Xavier Gourmelon, 50, had no idea who it was when he went to save her so he treated her like any other person. He gave her CPR moments after the fatal crash, and thought that she would be saved. He also added that she was conscious and her eyes were open when he pulled her out from the crushed Mercedes. A few minutes later, she suffered a cardiac arrest while she was placed on the stretcher, he told Mirror UK.


He gave her some oxygen before taking her out of the wrecked car, held her hand to comfort her and asked her to stay calm. Diana then asked him, "My God, what's happened?" Gourmelon adds that there was no blood on her, he could see a slight injury to her right shoulder but did not think it to be significant.

“We were very close to there and it took less than three minutes to reach it. My ten-man team was in two trucks and we were first to arrive. The car was in a mess and we just dealt with it like any road accident. We got straight to work to see who needed help and who was alive... The woman, who I later found out was Princess Diana, was on the floor in the back. She was moving very slightly and I could see she was alive," he told Sun UK.


"I stayed by her side as she was taken out of the car. It was very quick because we didn’t have to cut any of the wreckage. We are all trained to give first aid and I saw that she suffered a cardiac arrest and stopped breathing," he added.

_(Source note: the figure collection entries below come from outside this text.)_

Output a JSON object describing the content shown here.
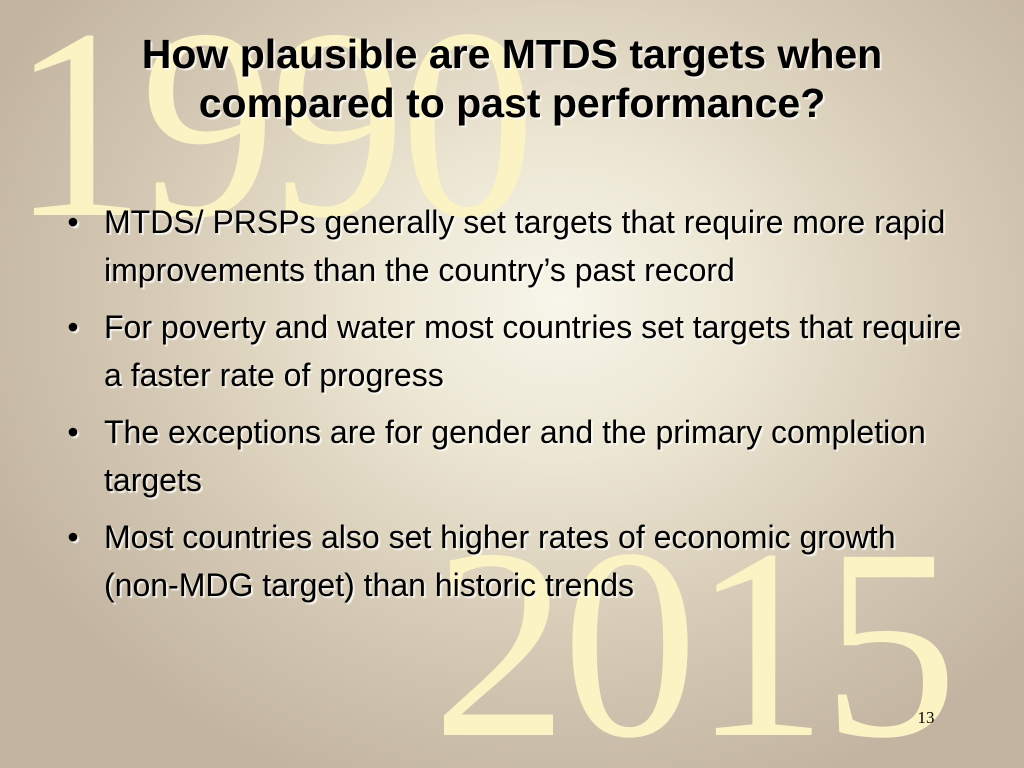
{
  "watermarks": {
    "top_year": "1990",
    "bottom_year": "2015"
  },
  "slide": {
    "title": "How plausible are MTDS targets when compared to past performance?",
    "bullets": [
      {
        "marker": "•",
        "text": "MTDS/ PRSPs generally set targets that require more rapid improvements than the country’s past record"
      },
      {
        "marker": "•",
        "text": "For poverty and water most countries set targets that require a faster rate of progress"
      },
      {
        "marker": "•",
        "text": "The exceptions are for gender and the primary completion targets"
      },
      {
        "marker": "•",
        "text": "Most countries also set higher rates of economic growth (non-MDG target) than historic trends"
      }
    ],
    "page_number": "13"
  },
  "colors": {
    "watermark": "#fbf3c4",
    "background_center": "#f7f6ea",
    "background_edge": "#c2b4a1",
    "text": "#000000"
  }
}
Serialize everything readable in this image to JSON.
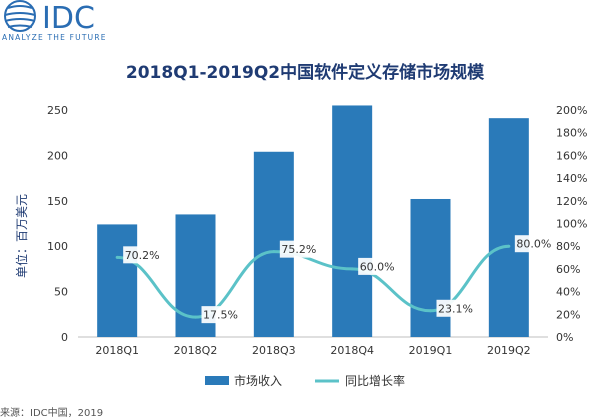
{
  "logo": {
    "text": "IDC",
    "tagline": "ANALYZE THE FUTURE"
  },
  "colors": {
    "bar": "#2a7ab9",
    "line": "#5bc2c8",
    "text": "#333333",
    "title": "#1f3b73"
  },
  "chart_data": {
    "type": "bar",
    "title": "2018Q1-2019Q2中国软件定义存储市场规模",
    "categories": [
      "2018Q1",
      "2018Q2",
      "2018Q3",
      "2018Q4",
      "2019Q1",
      "2019Q2"
    ],
    "series": [
      {
        "name": "市场收入",
        "type": "bar",
        "axis": "left",
        "values": [
          124,
          135,
          204,
          255,
          152,
          241
        ]
      },
      {
        "name": "同比增长率",
        "type": "line",
        "axis": "right",
        "values": [
          70.2,
          17.5,
          75.2,
          60.0,
          23.1,
          80.0
        ],
        "labels": [
          "70.2%",
          "17.5%",
          "75.2%",
          "60.0%",
          "23.1%",
          "80.0%"
        ]
      }
    ],
    "ylabel": "单位：百万美元",
    "ylim": [
      0,
      250
    ],
    "yticks": [
      "0",
      "50",
      "100",
      "150",
      "200",
      "250"
    ],
    "y2lim": [
      0,
      200
    ],
    "y2ticks": [
      "0%",
      "20%",
      "40%",
      "60%",
      "80%",
      "100%",
      "120%",
      "140%",
      "160%",
      "180%",
      "200%"
    ],
    "legend": {
      "position": "bottom",
      "items": [
        "市场收入",
        "同比增长率"
      ]
    },
    "grid": false
  },
  "source": "来源：IDC中国，2019"
}
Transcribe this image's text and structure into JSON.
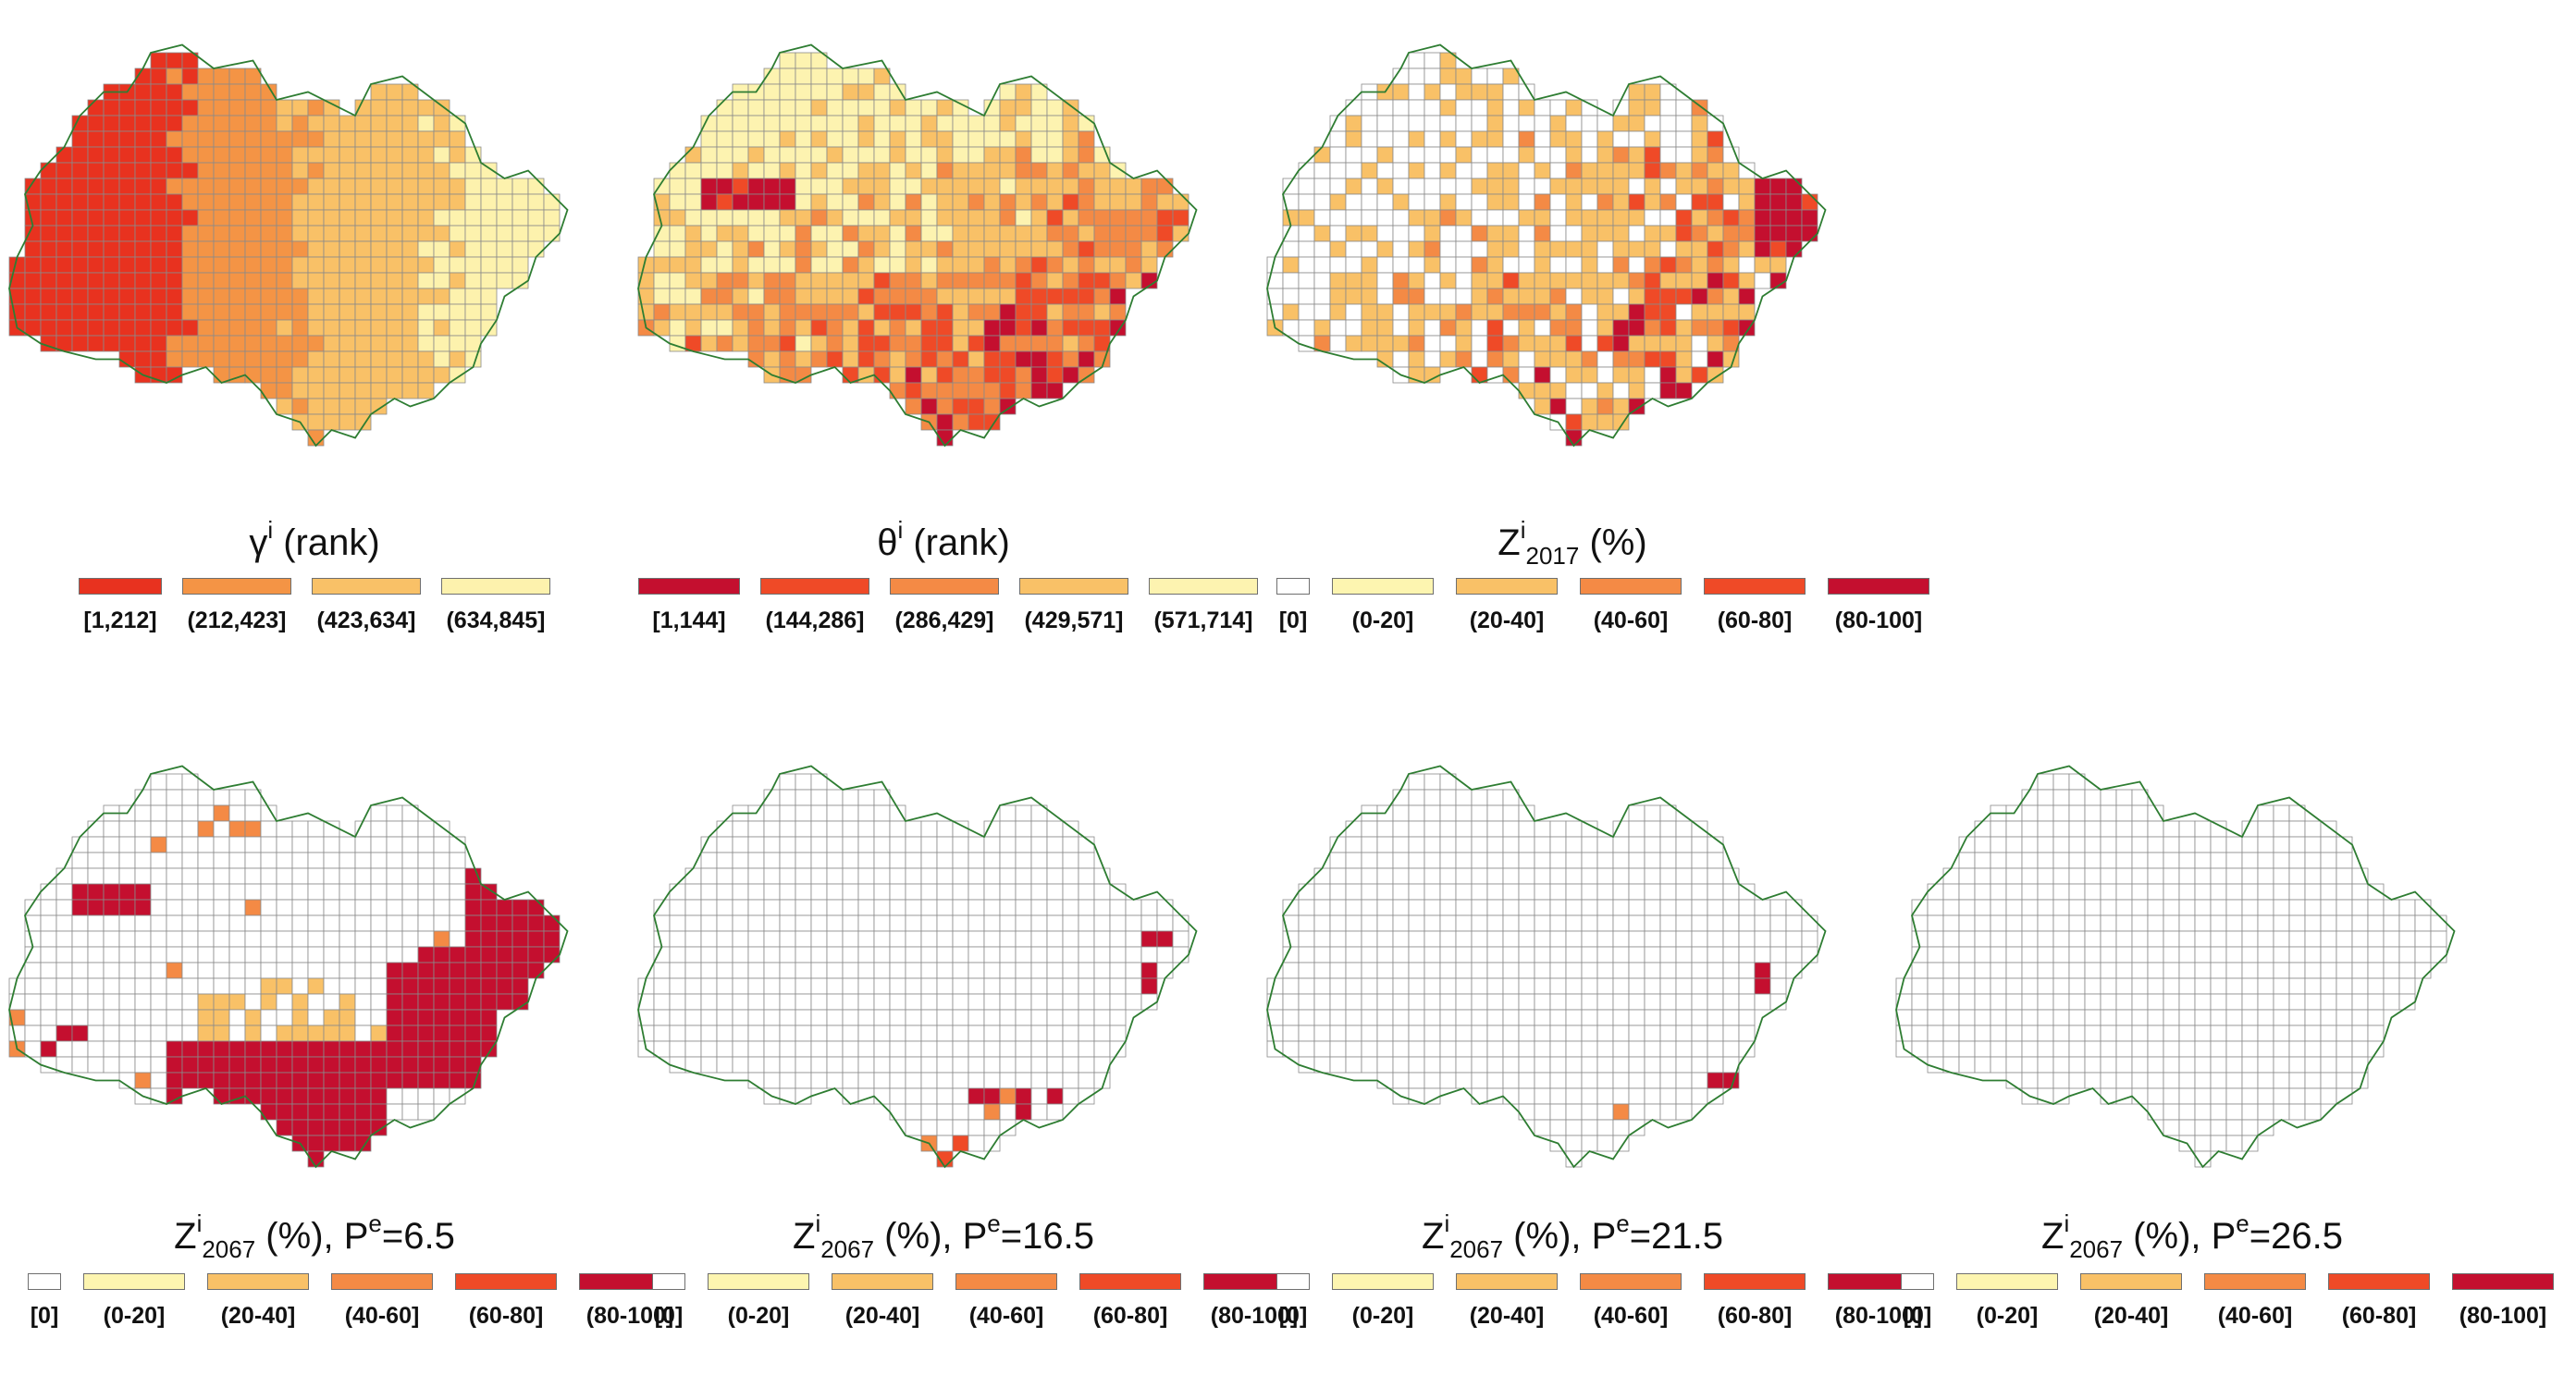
{
  "panels": [
    {
      "id": "gamma",
      "title": {
        "sym": "γ",
        "sup": "i",
        "sub": "",
        "suffix": " (rank)"
      },
      "map": "gamma",
      "legend": [
        {
          "label": "[1,212]",
          "color": "#e8321f"
        },
        {
          "label": "(212,423]",
          "color": "#f49445"
        },
        {
          "label": "(423,634]",
          "color": "#f9c167"
        },
        {
          "label": "(634,845]",
          "color": "#fdf2ad"
        }
      ]
    },
    {
      "id": "theta",
      "title": {
        "sym": "θ",
        "sup": "i",
        "sub": "",
        "suffix": " (rank)"
      },
      "map": "theta",
      "legend": [
        {
          "label": "[1,144]",
          "color": "#c40f2f"
        },
        {
          "label": "(144,286]",
          "color": "#ef4a27"
        },
        {
          "label": "(286,429]",
          "color": "#f48a45"
        },
        {
          "label": "(429,571]",
          "color": "#f9c167"
        },
        {
          "label": "(571,714]",
          "color": "#fdf3b0"
        }
      ]
    },
    {
      "id": "z2017",
      "title": {
        "sym": "Z",
        "sup": "i",
        "sub": "2017",
        "suffix": " (%)"
      },
      "map": "z2017",
      "legend": [
        {
          "label": "[0]",
          "color": "#ffffff"
        },
        {
          "label": "(0-20]",
          "color": "#fdf5b0"
        },
        {
          "label": "(20-40]",
          "color": "#f9c167"
        },
        {
          "label": "(40-60]",
          "color": "#f48a45"
        },
        {
          "label": "(60-80]",
          "color": "#ef4a27"
        },
        {
          "label": "(80-100]",
          "color": "#c40f2f"
        }
      ]
    },
    {
      "id": "z2067a",
      "title": {
        "sym": "Z",
        "sup": "i",
        "sub": "2067",
        "suffix": " (%), P",
        "sup2": "e",
        "tail": "=6.5"
      },
      "map": "z2067a",
      "legend": [
        {
          "label": "[0]",
          "color": "#ffffff"
        },
        {
          "label": "(0-20]",
          "color": "#fdf5b0"
        },
        {
          "label": "(20-40]",
          "color": "#f9c167"
        },
        {
          "label": "(40-60]",
          "color": "#f48a45"
        },
        {
          "label": "(60-80]",
          "color": "#ef4a27"
        },
        {
          "label": "(80-100]",
          "color": "#c40f2f"
        }
      ]
    },
    {
      "id": "z2067b",
      "title": {
        "sym": "Z",
        "sup": "i",
        "sub": "2067",
        "suffix": " (%), P",
        "sup2": "e",
        "tail": "=16.5"
      },
      "map": "z2067b",
      "legend": [
        {
          "label": "[0]",
          "color": "#ffffff"
        },
        {
          "label": "(0-20]",
          "color": "#fdf5b0"
        },
        {
          "label": "(20-40]",
          "color": "#f9c167"
        },
        {
          "label": "(40-60]",
          "color": "#f48a45"
        },
        {
          "label": "(60-80]",
          "color": "#ef4a27"
        },
        {
          "label": "(80-100]",
          "color": "#c40f2f"
        }
      ]
    },
    {
      "id": "z2067c",
      "title": {
        "sym": "Z",
        "sup": "i",
        "sub": "2067",
        "suffix": " (%), P",
        "sup2": "e",
        "tail": "=21.5"
      },
      "map": "z2067c",
      "legend": [
        {
          "label": "[0]",
          "color": "#ffffff"
        },
        {
          "label": "(0-20]",
          "color": "#fdf5b0"
        },
        {
          "label": "(20-40]",
          "color": "#f9c167"
        },
        {
          "label": "(40-60]",
          "color": "#f48a45"
        },
        {
          "label": "(60-80]",
          "color": "#ef4a27"
        },
        {
          "label": "(80-100]",
          "color": "#c40f2f"
        }
      ]
    },
    {
      "id": "z2067d",
      "title": {
        "sym": "Z",
        "sup": "i",
        "sub": "2067",
        "suffix": " (%), P",
        "sup2": "e",
        "tail": "=26.5"
      },
      "map": "z2067d",
      "legend": [
        {
          "label": "[0]",
          "color": "#ffffff"
        },
        {
          "label": "(0-20]",
          "color": "#fdf5b0"
        },
        {
          "label": "(20-40]",
          "color": "#f9c167"
        },
        {
          "label": "(40-60]",
          "color": "#f48a45"
        },
        {
          "label": "(60-80]",
          "color": "#ef4a27"
        },
        {
          "label": "(80-100]",
          "color": "#c40f2f"
        }
      ]
    }
  ],
  "colors": {
    "grid_line": "#8a8a8a",
    "boundary": "#2e7d32"
  }
}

The father-of-two, who is no longer a firefighter and is in charge of emergency services at Brest airport, said, "I massaged her heart and a few seconds later she started breathing again. It was a relief of course because, as a first-responder, you want to save lives — and that’s what I thought I had done. To be honest I thought she would live. As far as I knew when she was in the ambulance she was alive and I expected her to live. But I found out later she had died in hospital. It was very upsetting."


The first-responder, who worked in Paris for 22 years, has spoken about Princess Diana's last moments in public only once before while giving evidence at Diana’s inquest in 2007.

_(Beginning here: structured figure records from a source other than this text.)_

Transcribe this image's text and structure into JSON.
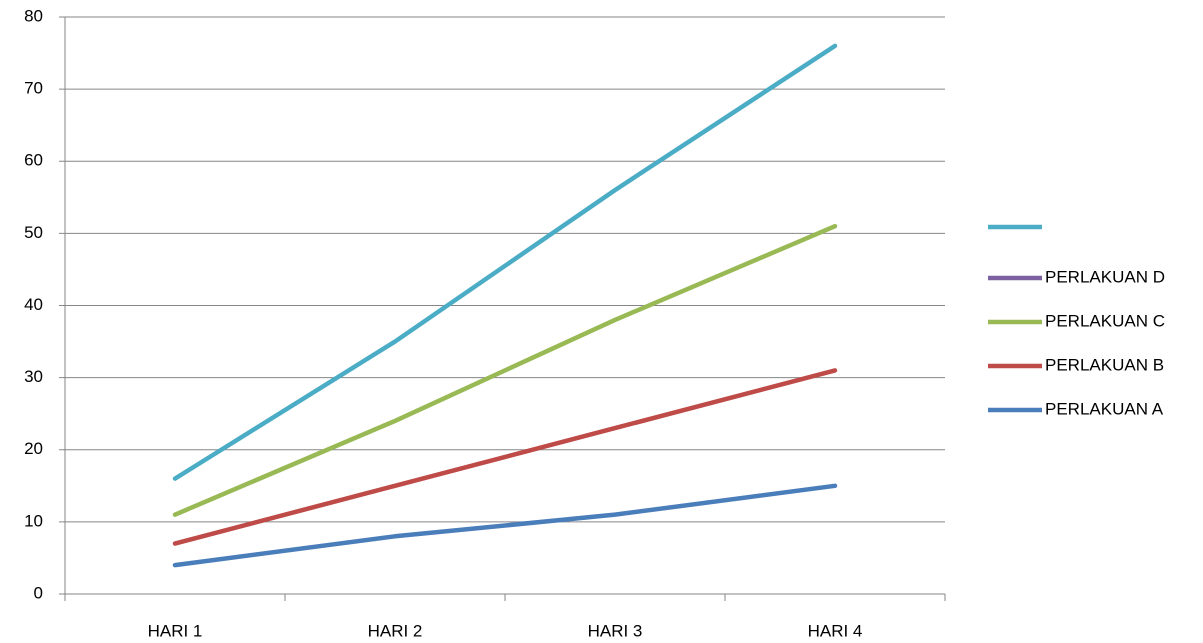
{
  "chart_data": {
    "type": "line",
    "categories": [
      "HARI 1",
      "HARI 2",
      "HARI 3",
      "HARI 4"
    ],
    "series": [
      {
        "name": "PERLAKUAN A",
        "color": "#4a7ebb",
        "values": [
          4,
          8,
          11,
          15
        ]
      },
      {
        "name": "PERLAKUAN B",
        "color": "#be4b48",
        "values": [
          7,
          15,
          23,
          31
        ]
      },
      {
        "name": "PERLAKUAN C",
        "color": "#98b954",
        "values": [
          11,
          24,
          38,
          51
        ]
      },
      {
        "name": "PERLAKUAN D",
        "color": "#7d60a0",
        "values": [
          null,
          null,
          null,
          null
        ]
      },
      {
        "name": null,
        "color": "#4bacc6",
        "values": [
          16,
          35,
          56,
          76
        ]
      }
    ],
    "ylim": [
      0,
      80
    ],
    "yticks": [
      0,
      10,
      20,
      30,
      40,
      50,
      60,
      70,
      80
    ],
    "grid": true,
    "legend": "right"
  }
}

“I know now that there were serious internal injuries, but the whole episode is still very much in my mind. And the memory of that night will stay with me forever. I had no idea then that it was Princess Diana. It was only when she had been put into the ambulance that one of the paramedics told me it was her," he added. He knew about her but since he never followed British royalty closely, he couldn't recognize her.


Princess Diana, mother-of-two, died due to the crash in the Pont de l’Alma tunnel with rumored lover Dodi Al-Fayed and driver Henri Paul. Trevor Rees-Jones, a bodyguard for Fayed's family, is the only who survived the crash. However, he doesn't remember what happened exactly before the car hit the 13th pillar inside the tunnel.

Her state funeral was held on September 6, 1997, in London.